HESI LPN
Community Health HESI Test Bank 2023
1. A newborn presents with a pronounced cephalic hematoma following a birth in the posterior position. Which nursing diagnosis should guide the plan of care?
- A. Pain related to periosteal injury
- B. Impaired mobility related to bleeding
- C. Parental anxiety related to knowledge deficit
- D. Injury related to intracranial hemorrhage
Correct answer: C
Rationale: The correct nursing diagnosis to guide the plan of care for a newborn with a pronounced cephalic hematoma following a birth in the posterior position is 'Parental anxiety related to knowledge deficit.' This is appropriate because the parents may be worried about the appearance and potential complications of the cephalic hematoma. They may require education and reassurance from the nurse. Choices A, B, and D are incorrect because they do not address the emotional needs of the parents and the knowledge deficit they may have regarding the condition.
2. An example of the continuum health model of health and wellness would be:
- A. a person is either well or not, and the emphasis is on continuously and aggressively treating people who are ill
- B. predicting that a person will most likely continue good health practices, based on his or her health practices in the past, such as getting flu shots
- C. using acupuncture and therapeutic touch to cure disease instead of traditional medical therapies
- D. none of the above
Correct answer: B
Rationale: The continuum health model emphasizes ongoing health practices based on past behaviors. Choice A is incorrect as it describes a more binary approach to health. Choice C is incorrect as it focuses on alternative therapies rather than the continuity of health practices.
3. The nurse at a health fair has taken a client's blood pressure twice, 10 minutes apart, in the same arm while the client is seated. The nurse records the two blood pressures of 172/104 mm Hg and 164/98 mm Hg. What is the appropriate nursing action in response to these readings?
- A. Refer the client to a nutritionist after providing health teaching about a low-sodium diet.
- B. Place the client in a recumbent position and call the paramedics for transport to the hospital.
- C. Talk with the client to assess whether there is stress in the client's life and refer to a counseling service.
- D. Take the client's blood pressure in the other arm and then schedule a healthcare practitioner's appointment for as soon as possible.
Correct answer: D
Rationale: The appropriate nursing action in response to significantly high blood pressure readings like 172/104 mm Hg and 164/98 mm Hg is to confirm the readings by taking the blood pressure in the other arm. This can help rule out any error or issue specific to that arm. The nurse should then schedule a healthcare practitioner's appointment for as soon as possible to further assess the client's condition and determine the appropriate intervention. Choice A is incorrect because solely referring the client to a nutritionist for a low-sodium diet without further assessment or confirmation of the blood pressure readings is premature. Choice B is incorrect as the client is already seated, and calling paramedics for immediate transport to the hospital is not warranted based solely on the blood pressure readings provided. Choice C is incorrect as stress may not be the sole reason for the high blood pressure readings, and further assessment is required before referring the client to counseling services.

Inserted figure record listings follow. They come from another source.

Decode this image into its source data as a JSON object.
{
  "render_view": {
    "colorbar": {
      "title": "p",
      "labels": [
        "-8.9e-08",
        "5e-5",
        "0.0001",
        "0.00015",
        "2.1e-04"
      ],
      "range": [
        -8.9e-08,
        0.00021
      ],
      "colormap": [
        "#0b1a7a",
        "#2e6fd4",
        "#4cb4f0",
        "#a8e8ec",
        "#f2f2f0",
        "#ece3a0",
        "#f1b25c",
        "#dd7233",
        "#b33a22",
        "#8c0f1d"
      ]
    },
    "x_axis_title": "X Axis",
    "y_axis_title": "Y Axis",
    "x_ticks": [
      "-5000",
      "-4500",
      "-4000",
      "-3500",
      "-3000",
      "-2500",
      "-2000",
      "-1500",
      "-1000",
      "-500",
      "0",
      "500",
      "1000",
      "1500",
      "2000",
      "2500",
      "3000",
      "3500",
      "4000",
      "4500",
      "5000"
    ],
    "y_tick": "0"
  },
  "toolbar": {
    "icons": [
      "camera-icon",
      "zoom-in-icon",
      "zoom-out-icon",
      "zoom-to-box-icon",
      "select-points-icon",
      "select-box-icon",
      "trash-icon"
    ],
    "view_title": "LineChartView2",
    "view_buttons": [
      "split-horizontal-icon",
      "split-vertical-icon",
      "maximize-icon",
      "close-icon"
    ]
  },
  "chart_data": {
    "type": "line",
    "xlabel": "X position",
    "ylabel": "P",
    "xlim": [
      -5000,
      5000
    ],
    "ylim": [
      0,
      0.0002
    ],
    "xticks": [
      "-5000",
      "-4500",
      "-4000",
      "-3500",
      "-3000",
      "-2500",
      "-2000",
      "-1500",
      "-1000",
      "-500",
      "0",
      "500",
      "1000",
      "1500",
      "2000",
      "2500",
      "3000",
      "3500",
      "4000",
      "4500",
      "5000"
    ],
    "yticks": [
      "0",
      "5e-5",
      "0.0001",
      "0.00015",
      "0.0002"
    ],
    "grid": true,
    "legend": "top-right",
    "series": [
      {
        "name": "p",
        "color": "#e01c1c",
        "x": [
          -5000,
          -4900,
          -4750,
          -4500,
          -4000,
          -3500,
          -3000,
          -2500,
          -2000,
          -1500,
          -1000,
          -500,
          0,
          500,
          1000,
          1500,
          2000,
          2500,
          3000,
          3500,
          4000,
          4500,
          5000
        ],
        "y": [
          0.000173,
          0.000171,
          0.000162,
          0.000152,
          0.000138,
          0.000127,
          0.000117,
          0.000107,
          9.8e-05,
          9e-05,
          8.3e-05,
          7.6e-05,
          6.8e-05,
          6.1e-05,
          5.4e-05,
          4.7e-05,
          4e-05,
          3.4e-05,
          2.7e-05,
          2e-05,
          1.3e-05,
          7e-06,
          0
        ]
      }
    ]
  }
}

4. When teaching a responsible family member how to perform a certain procedure for the patient, what is the best approach?
- A. Perform all these steps
- B. Arrange for the practice of the procedure
- C. Describe the procedure
- D. Demonstrate the procedure
Correct answer: D
Rationale: The best approach when teaching a responsible family member a procedure for the patient is to demonstrate the procedure. By demonstrating, the family member can visually see how it is done, making it easier for them to understand and replicate. This hands-on approach is more effective than just describing the procedure (choice C) or arranging for practice (choice B) without a visual demonstration. Performing all the steps (choice A) may not be practical or necessary when the goal is to teach someone else how to do it.
5. The nurse uses the DRG (Diagnosis Related Group) manual to
- A. Classify nursing diagnoses from the client's health history
- B. Identify findings related to a medical diagnosis
- C. Determine reimbursement for a medical diagnosis
- D. Implement nursing care based on case management protocol
Correct answer: C
Rationale: The DRG manual is used to determine the reimbursement rate for medical diagnoses and treatments under the prospective payment system used by healthcare facilities. Choice A is incorrect because the DRG manual is not used to classify nursing diagnoses, but rather to group medical diagnoses for billing purposes. Choice B is incorrect as the DRG manual is not used to identify findings related to medical diagnoses, but rather to standardize payments for medical services. Choice D is incorrect as the DRG manual is not used to implement nursing care based on case management protocol, but rather to set reimbursement rates.